My friend Dana wrote a blog post about this very phenomenon last year. As she put it after a day of testimonies at a you event, “Through powerful testimonies we were able to better see God’s characteristics like His provision, faithfulness, tenacity, and love.”2 Those words are much more eloquent than anything I can come up with with this much sleep-deprivation, but that’s how I’ve felt this week, even with my lingering apprehension up to my turn this morning. What we do here as missionaries is never about what we do, but it’s about what God does in and through us, and it has been a lot of fun finding out about some of those works I never would have known of otherwise.

1Going back to look through related blog posts, I realized that it was exactly two years ago this morning that I was giving my testimony in Elgin, IL. It’s interesting to notice how my attitude and what I include in that story have changed between telling my story to Rich, Kelsey, and Ted, and telling it to a room full of Quito Quest staff today.

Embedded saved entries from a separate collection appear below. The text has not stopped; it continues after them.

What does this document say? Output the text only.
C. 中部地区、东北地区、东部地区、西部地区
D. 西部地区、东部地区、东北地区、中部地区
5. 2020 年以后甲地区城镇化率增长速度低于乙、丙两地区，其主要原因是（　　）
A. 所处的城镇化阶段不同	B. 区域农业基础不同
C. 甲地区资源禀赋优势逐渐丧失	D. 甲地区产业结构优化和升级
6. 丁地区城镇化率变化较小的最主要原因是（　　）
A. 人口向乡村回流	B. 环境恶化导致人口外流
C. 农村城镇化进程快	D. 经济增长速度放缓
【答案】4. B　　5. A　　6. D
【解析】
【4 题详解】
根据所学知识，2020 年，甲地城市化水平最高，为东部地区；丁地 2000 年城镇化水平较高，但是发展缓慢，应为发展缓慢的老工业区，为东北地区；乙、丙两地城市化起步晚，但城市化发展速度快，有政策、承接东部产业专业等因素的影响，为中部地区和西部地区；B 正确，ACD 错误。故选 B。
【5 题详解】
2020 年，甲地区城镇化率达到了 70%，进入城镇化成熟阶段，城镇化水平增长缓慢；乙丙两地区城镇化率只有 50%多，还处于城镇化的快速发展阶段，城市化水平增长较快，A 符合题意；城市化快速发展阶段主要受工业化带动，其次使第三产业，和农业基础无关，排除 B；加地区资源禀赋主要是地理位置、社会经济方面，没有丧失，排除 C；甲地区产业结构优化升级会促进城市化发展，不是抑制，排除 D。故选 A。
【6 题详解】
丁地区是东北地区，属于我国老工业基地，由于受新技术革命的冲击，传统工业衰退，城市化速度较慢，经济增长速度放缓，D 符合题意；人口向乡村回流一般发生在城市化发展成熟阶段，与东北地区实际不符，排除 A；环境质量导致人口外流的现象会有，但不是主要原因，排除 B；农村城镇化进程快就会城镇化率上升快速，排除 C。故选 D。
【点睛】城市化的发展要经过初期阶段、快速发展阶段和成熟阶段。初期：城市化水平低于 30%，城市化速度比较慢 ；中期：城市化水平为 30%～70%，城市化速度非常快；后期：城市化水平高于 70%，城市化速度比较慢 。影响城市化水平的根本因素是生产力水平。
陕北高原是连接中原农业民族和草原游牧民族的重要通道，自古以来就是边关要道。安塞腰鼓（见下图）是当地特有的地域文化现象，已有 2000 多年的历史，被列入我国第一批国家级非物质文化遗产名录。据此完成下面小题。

2I’m planning on getting her permission to use those words after the fact. It’ll be fine. She knows she loves me. And my bloggy-mcblog-o.

Smells Like Jungle

This week we (the summer hosts) have been training as a team, living in a hostal together and visiting the ministry sites where we will be working with teams. The last three days, that has meant an adventure to the oriente, or the jungle region of Ecuador. It’s been a really cool experience for me, especially because I’ve been to most of the places before.

Shandia is alwas fun, and I got to stay in the new hostal there for the first time, in adition to seeing old friends and going down thebbrand new zip line over the river. I also finally got to see the church in Puyo where my buddy Darío grew up. But the site that just blew my mind was La Casa de Fe.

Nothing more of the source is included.